On a balmy summer day, the site of the children’s mass grave in Tuam appears deceptively bucolic.
There are no crosses or tombstones in the walled patch of grass.
Butterflies flit over shrubs.
Robins cheep from branches.
It’s peaceful.
“They are two-feet down from where we are standing,” Catherine Corless said. “The bones have mingled together and water got in and thrashed them around. But they’re there.”
Corless is the local historian who a decade ago alerted Ireland, and the world, to a shocking truth about this Galway town: for decades an institution for unmarried mothers put the remains of dead babies and children in a disused subterranean septic tank.
Corless found that, between 1925 and 1961, 796 children died at the St Mary’s mother and baby home, run by nuns from the Bon Secours order – but there were no burial records. Many are believed to have ended up in the former sewage facility.
“It became a handy way to dispose of them,” Corless told the Observer. “They didn’t have to account for the deaths. They didn’t want anyone to know. All this time those poor little remains were disintegrating.”
The bones, and their secrets, are to be excavated. A team of forensic investigators led by Daniel Mac Sweeney, a former International Committee of the Red Cross envoy, has been tasked with exhuming, analysing and identifying the remains.
“There has been nothing on this scale before in Ireland,” Roderic O’Gorman, the children’s minister, said in an interview. “This will be one of the most complex operations of its kind in the world.”
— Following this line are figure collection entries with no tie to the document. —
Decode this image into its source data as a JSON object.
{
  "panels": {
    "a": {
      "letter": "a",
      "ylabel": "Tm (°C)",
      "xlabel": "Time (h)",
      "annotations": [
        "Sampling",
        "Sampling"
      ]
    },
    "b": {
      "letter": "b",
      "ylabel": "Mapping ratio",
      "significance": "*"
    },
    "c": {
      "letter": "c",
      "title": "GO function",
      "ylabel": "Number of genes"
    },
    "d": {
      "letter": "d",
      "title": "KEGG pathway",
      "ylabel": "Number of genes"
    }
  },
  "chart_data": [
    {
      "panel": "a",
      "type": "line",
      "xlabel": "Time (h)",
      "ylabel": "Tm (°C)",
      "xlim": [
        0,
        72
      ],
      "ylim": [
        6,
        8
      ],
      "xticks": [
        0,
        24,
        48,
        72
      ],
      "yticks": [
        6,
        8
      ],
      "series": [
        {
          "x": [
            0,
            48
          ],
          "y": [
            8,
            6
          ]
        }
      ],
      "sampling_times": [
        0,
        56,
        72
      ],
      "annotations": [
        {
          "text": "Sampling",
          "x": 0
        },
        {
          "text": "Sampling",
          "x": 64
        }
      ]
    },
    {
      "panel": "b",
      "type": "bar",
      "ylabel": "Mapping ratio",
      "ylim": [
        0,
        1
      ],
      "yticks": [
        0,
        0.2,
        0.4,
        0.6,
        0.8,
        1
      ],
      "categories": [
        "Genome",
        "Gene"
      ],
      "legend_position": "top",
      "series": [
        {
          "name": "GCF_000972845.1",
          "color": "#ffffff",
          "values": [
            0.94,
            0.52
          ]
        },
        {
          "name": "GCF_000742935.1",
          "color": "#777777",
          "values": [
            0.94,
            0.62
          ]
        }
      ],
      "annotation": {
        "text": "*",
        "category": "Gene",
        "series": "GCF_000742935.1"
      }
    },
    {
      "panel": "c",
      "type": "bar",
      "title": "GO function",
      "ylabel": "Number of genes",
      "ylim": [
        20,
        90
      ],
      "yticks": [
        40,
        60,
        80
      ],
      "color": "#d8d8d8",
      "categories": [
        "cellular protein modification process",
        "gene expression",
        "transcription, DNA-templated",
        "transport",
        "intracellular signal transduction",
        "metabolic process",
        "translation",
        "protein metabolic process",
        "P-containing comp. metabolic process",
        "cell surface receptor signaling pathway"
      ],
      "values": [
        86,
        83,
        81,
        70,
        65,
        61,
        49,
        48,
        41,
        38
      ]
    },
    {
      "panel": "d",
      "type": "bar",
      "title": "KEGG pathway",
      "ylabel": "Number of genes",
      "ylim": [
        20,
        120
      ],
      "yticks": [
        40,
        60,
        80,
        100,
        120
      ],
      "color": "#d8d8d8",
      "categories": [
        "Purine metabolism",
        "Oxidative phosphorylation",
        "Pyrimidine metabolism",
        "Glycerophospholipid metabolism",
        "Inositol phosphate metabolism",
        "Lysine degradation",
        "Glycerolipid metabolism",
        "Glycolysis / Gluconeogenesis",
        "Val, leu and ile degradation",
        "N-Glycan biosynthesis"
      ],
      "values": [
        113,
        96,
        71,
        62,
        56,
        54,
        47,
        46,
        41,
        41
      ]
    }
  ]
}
The age of the remains, the fact they are children and have been exposed to water will complicate analysis and identification. The excavation team will be independent but is legally obliged to use advanced techniques to match DNA samples with living relatives, said O’Gorman. “Anything that can be done will be done.”
The goal is to give a respectful burial to all the remains, he said. “I’ve always regarded Tuam as a stain on our national conscience. The fact that infant remains were treated so callously even in death is deeply disturbing.”
The home in Tuam was part of a network of institutions for unmarried mothers and their children that doubled as orphanages and adoption agencies for much of the 20th century.
They were run by religious orders with sanction by the state, which overlooked deprivation, misogyny, stigma and high infant mortality rates.
The government made a formal state apology in 2021 after a judicial commission report.
Tuam – whose name is derived from a Latin term for burial mound – evokes special shame.
Corless, 68, remembers encountering children from the home when she was a child.
They were considered embodiments of sin and looked down upon.
As a trick Corless, aged around seven, gave one of them a stone wrapped in a sweet paper.
The girl grabbed it, expecting a treat.
The memory haunts Corless.
“Those kids had absolutely nothing. I remember the actual hurt on her face.”
The home closed in 1961, was demolished and replaced with a housing estate.
In 1975 two boys foraging for apples stumbled across human bones in the abandoned septic tank.
Authorities took no action.
Some suggested they were remains from the 1840s famine.
Corless, a former textile factory secretary with an interest in local history, began investigating the site.
The Bon Secours order and local authorities fobbed her off but she amassed death certificates and information about the septic tank.
National and international media seized on her research in 2014, prompting an official investigation.
DNA samples taken in 2016 confirmed the remains dated from the Bon Secours occupancy of the site.
Hunger and neglect afflicted the children, said Corless. “The children were treated as commodities. The prettier babies were set up for adoption – it was a money-making racket. The sicker ones were put away and allowed to die.”
Corless, a mother of four adult children, resisted efforts to leave the remains in place and to memorialise the site with a plaque.
“Let them rest in peace? It was a sewage facility – get them out of there. Let’s expose the raw truth of what happened. You have to unearth the whole place to undo the damage. The people of Ireland need to know what happened.”
The Catholic church’s attempt to deny and minimise what happened left her cold.
“It turned me totally against the church. They turned their back on me and told lies.”
She hopes the excavation will shed light on how many were placed in the septic tank and the causes of death, and also lead to DNA matches with relatives and former residents of the home, paving the way for proper burials.
Mac Sweeney, who was appointed in May, recently met Corless at the site but has not disclosed when the excavation will begin.
Relatives hope it will be in the coming months.
Geoff Knupfer, a former Manchester detective who headed a commission to locate bodies of people “disappeared” during the Troubles, said the dig will probably involve archaeologists, anthropologists, investigators and site managers.
Not all remains will necessarily yield a positive DNA match, requiring careful management to avoid disputes about the ownership and fate of some remains, he warned.
“I fear this could prove something of a minefield. This process would be followed by coroners’ inquests and the release of remains to families – another potentially difficult area.”
Corless has received multiple awards and featured in documentaries.
The actor Liam Neeson visited her and is to make a dramatised film about her investigation.
In lieu of tombstones at the site locals have erected a number, 796.
PJ Haverty, a former resident of the home, also posted a note: “This is what Catholic Ireland did. Took the babies away from their mothers and when they passed away dumped their little bodies into a dirty tank. My God.”